There is a new form of metamaterial that will speed up the functionality of computers. This is the latest of acts of science that has the scientists in a tizzy.

In Russia, a group of scientists from two institutes have began work on a two dimensional metamaterial that will be composed of silver basics. These refract light in an unusual way.

Compact optical contraptions may be built from this metamaterial. An invisibility cloak is the chief result of such a series of physics concepts put to the test.

This team of scientists belonged to the Moscow Institute of Physics and Technology (MIPT) and the Landau Institute for Theoretical Physics in the Russian Academy of Sciences. Their research has been published on Nov. 18, 2015 in Optical Material Express.

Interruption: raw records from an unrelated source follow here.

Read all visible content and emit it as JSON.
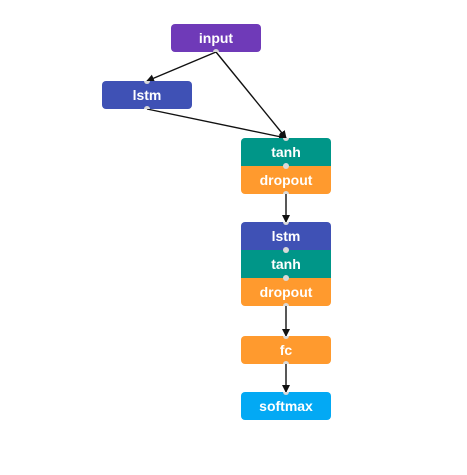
{
  "colors": {
    "purple": "#6f3ab8",
    "indigo": "#3f51b5",
    "teal": "#009688",
    "orange": "#ff9a2e",
    "blue": "#03a9f4",
    "edge": "#111111",
    "port": "#d9d9d9"
  },
  "nodes": {
    "input": {
      "layers": [
        {
          "label": "input",
          "color": "#6f3ab8"
        }
      ]
    },
    "lstm1": {
      "layers": [
        {
          "label": "lstm",
          "color": "#3f51b5"
        }
      ]
    },
    "block1": {
      "layers": [
        {
          "label": "tanh",
          "color": "#009688"
        },
        {
          "label": "dropout",
          "color": "#ff9a2e"
        }
      ]
    },
    "block2": {
      "layers": [
        {
          "label": "lstm",
          "color": "#3f51b5"
        },
        {
          "label": "tanh",
          "color": "#009688"
        },
        {
          "label": "dropout",
          "color": "#ff9a2e"
        }
      ]
    },
    "fc": {
      "layers": [
        {
          "label": "fc",
          "color": "#ff9a2e"
        }
      ]
    },
    "softmax": {
      "layers": [
        {
          "label": "softmax",
          "color": "#03a9f4"
        }
      ]
    }
  },
  "edges": [
    {
      "from": "input",
      "to": "lstm1"
    },
    {
      "from": "input",
      "to": "block1"
    },
    {
      "from": "lstm1",
      "to": "block1"
    },
    {
      "from": "block1",
      "to": "block2"
    },
    {
      "from": "block2",
      "to": "fc"
    },
    {
      "from": "fc",
      "to": "softmax"
    }
  ]
}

Computer models have shown that this metamaterial will be high on the performativity level. Light with a wavelength of 400-500 nm will be impinging on this special surface.

Some of the light will get scattered in the designated direction and this depends upon efficiency. 70% will be refraction and 80% will be reflection in accordance with the level of efficiency.

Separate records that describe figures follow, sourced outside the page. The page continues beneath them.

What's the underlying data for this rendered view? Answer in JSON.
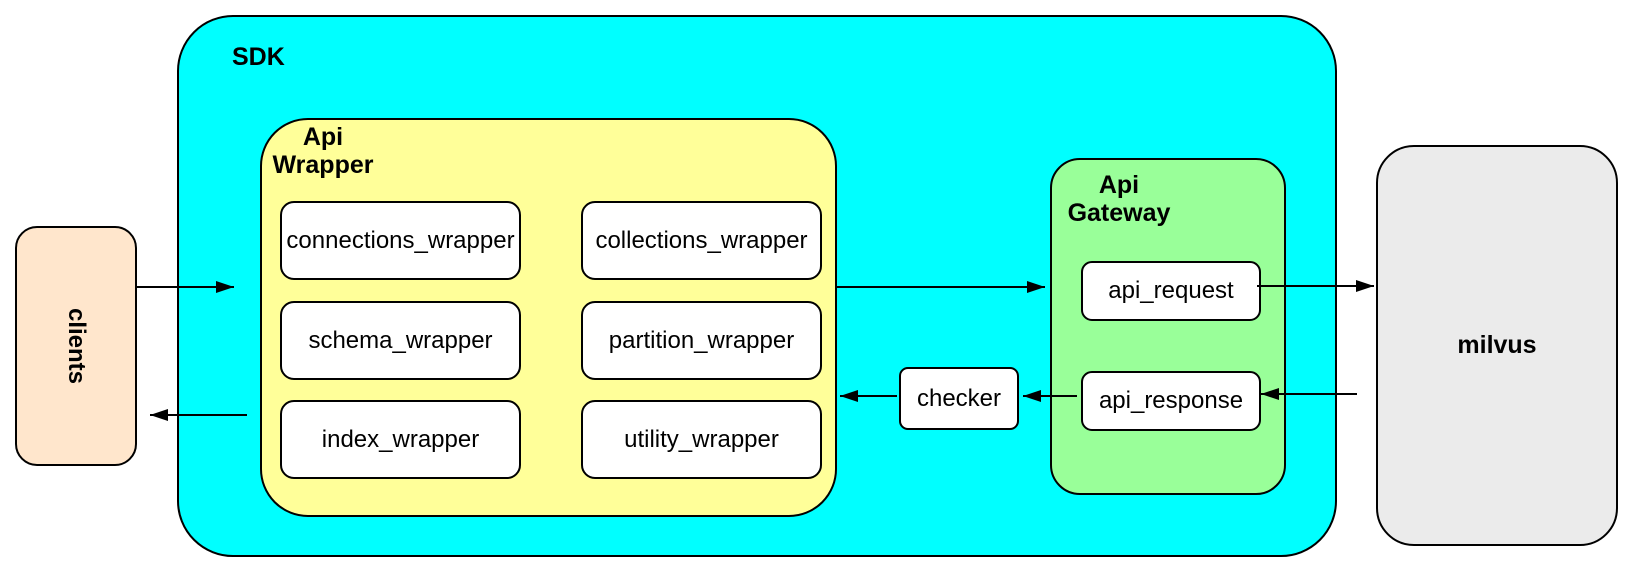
{
  "colors": {
    "canvas-bg": "#ffffff",
    "sdk-bg": "#00ffff",
    "wrapper-bg": "#ffff99",
    "gateway-bg": "#99ff99",
    "clients-bg": "#ffe6cc",
    "milvus-bg": "#ebebeb",
    "node-bg": "#ffffff",
    "border": "#000000",
    "arrow": "#000000"
  },
  "diagram": {
    "clients": {
      "label": "clients"
    },
    "sdk": {
      "label": "SDK",
      "api_wrapper": {
        "label": "Api\nWrapper",
        "items": [
          "connections_wrapper",
          "collections_wrapper",
          "schema_wrapper",
          "partition_wrapper",
          "index_wrapper",
          "utility_wrapper"
        ]
      },
      "checker": {
        "label": "checker"
      },
      "api_gateway": {
        "label": "Api\nGateway",
        "items": [
          "api_request",
          "api_response"
        ]
      }
    },
    "milvus": {
      "label": "milvus"
    }
  }
}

And while on a theoretical level the efficiency could actually be 100%, this is impossible in practicality. In real metals there is a loss of energy due to ohm resistance.

What is a metamaterial? It is a substance that has artificial properties due to an artificial periodic structure on a molecular basis. The prefix “meta” shows that it lies beyond what we see in nature.

Thus it is strictly unnatural. These metamaterials have a negative refractive index. When light impinges on this metamaterial, the refraction equals the incidence of light on its surface.

This effect is best seen when a rod is immersed in water. The break in the image is due to this phenomenon known as refraction. A pretty good idea of a negative refractive index was showcased at the beginning of the 20th century.

In 1976, a Soviet physicist published a report on the matter in a journal. The unusual refractive properties of metamaterials is thus not exactly a new phenomenon.

As for the term metamaterial, it was invented in 1999. The first such metamaterials were invented from thin wires. They worked best with microwave radiation.

Volumetric metamaterials don’t count here. 2D metamaterials work better with the photons of light. Diffraction plays an important role here. The array consists of a diffraction lattice. And the splitting of the light is where the nitty gritty stuff takes place.

The researchers in Moscow are doing their best to achieve what is close to a miracle. To control optical signals is a complex field. A thousand different variables are involved. And it takes the heroics of science to even get close to an invisibility cloak.